«Il doit y avoir un horizon politique» pour les Palestiniens, affirme Biden

Le président américain, Joe Biden, et le président palestinien, Mahmoud Abbas.
Thaer Ghanaim Agence France-Presse Le président américain, Joe Biden, et le président palestinien, Mahmoud Abbas.

« Il doit y avoir un horizon politique pour le peuple palestinien », a reconnu vendredi le président américain, Joe Biden, malgré le fait, selon lui, que les conditions n’étaient pas réunies à ce stade pour relancer les pourparlers de paix israélo-palestiniens.

« Nous n’abandonnerons jamais le travail en faveur de la paix. Il doit y avoir un horizon politique que le peuple palestinien puisse au moins voir ou sentir pour l’avenir.
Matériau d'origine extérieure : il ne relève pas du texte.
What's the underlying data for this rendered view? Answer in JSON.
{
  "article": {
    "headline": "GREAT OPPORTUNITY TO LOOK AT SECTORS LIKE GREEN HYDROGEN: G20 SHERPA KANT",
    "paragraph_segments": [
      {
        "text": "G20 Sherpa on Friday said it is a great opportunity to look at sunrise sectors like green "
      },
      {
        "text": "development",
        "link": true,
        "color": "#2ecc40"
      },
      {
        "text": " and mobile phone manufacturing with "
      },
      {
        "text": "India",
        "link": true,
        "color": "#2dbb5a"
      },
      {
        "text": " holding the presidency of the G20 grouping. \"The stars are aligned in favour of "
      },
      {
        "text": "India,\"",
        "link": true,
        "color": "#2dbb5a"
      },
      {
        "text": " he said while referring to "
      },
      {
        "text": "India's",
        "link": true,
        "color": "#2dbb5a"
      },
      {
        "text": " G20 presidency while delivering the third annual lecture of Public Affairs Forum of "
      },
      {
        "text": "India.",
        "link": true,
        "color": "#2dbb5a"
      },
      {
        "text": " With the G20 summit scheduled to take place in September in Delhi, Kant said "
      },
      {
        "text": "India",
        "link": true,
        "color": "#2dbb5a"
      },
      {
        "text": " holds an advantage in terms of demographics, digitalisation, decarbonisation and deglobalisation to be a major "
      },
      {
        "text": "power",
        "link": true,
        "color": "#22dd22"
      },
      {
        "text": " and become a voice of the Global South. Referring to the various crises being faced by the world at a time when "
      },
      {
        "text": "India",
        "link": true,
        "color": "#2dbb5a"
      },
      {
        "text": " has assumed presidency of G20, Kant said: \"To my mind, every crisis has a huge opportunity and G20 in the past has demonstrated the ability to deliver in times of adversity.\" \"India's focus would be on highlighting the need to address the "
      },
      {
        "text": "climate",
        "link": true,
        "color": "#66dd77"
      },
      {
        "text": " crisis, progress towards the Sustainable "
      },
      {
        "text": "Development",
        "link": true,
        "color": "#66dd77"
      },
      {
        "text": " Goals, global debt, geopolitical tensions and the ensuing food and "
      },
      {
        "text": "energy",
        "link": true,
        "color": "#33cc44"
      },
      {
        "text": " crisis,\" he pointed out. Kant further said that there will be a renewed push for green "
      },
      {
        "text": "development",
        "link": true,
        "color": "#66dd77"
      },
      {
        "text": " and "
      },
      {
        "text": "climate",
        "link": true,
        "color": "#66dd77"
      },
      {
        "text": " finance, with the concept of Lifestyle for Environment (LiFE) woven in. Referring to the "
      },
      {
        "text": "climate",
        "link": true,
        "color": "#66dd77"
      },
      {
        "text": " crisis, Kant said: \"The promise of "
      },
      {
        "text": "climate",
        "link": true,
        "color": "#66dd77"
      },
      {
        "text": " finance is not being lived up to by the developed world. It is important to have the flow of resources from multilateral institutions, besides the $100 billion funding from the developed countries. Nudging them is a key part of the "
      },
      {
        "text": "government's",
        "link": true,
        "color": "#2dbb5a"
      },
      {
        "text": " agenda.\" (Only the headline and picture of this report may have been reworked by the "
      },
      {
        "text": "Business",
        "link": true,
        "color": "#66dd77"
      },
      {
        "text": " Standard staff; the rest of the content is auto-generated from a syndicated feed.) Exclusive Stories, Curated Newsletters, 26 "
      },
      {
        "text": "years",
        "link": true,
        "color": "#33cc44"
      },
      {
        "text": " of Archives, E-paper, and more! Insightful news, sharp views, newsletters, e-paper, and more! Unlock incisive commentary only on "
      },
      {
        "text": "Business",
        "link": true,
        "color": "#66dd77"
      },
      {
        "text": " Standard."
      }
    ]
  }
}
Nous ne pouvons permettre au désespoir d’hypothéquer l’avenir », a déclaré M. Biden lors d’un point de presse commun avec le président palestinien, Mahmoud Abbas, à Bethléem, en Cisjordanie occupée.

Si M. Biden a aussi plaidé pour un « État palestinien indépendant » avec une « continuité territoriale », il a toutefois affirmé que les conditions n’étaient actuellement pas réunies pour relancer le processus de paix israélo-palestinien, au point mort depuis 2014.

Il a par ailleurs plaidé pour que « toute » la lumière soit faite sur la mort de la journaliste américano-palestinienne Shireen Abu Akleh, tuée en mai dernier en couvrant une opération militaire israélienne en Cisjordanie, territoire palestinien occupé par Israël.

M. Biden a rendu hommage au « travail vital » de la grande reporter de la chaîne du Qatar Al Jazeera.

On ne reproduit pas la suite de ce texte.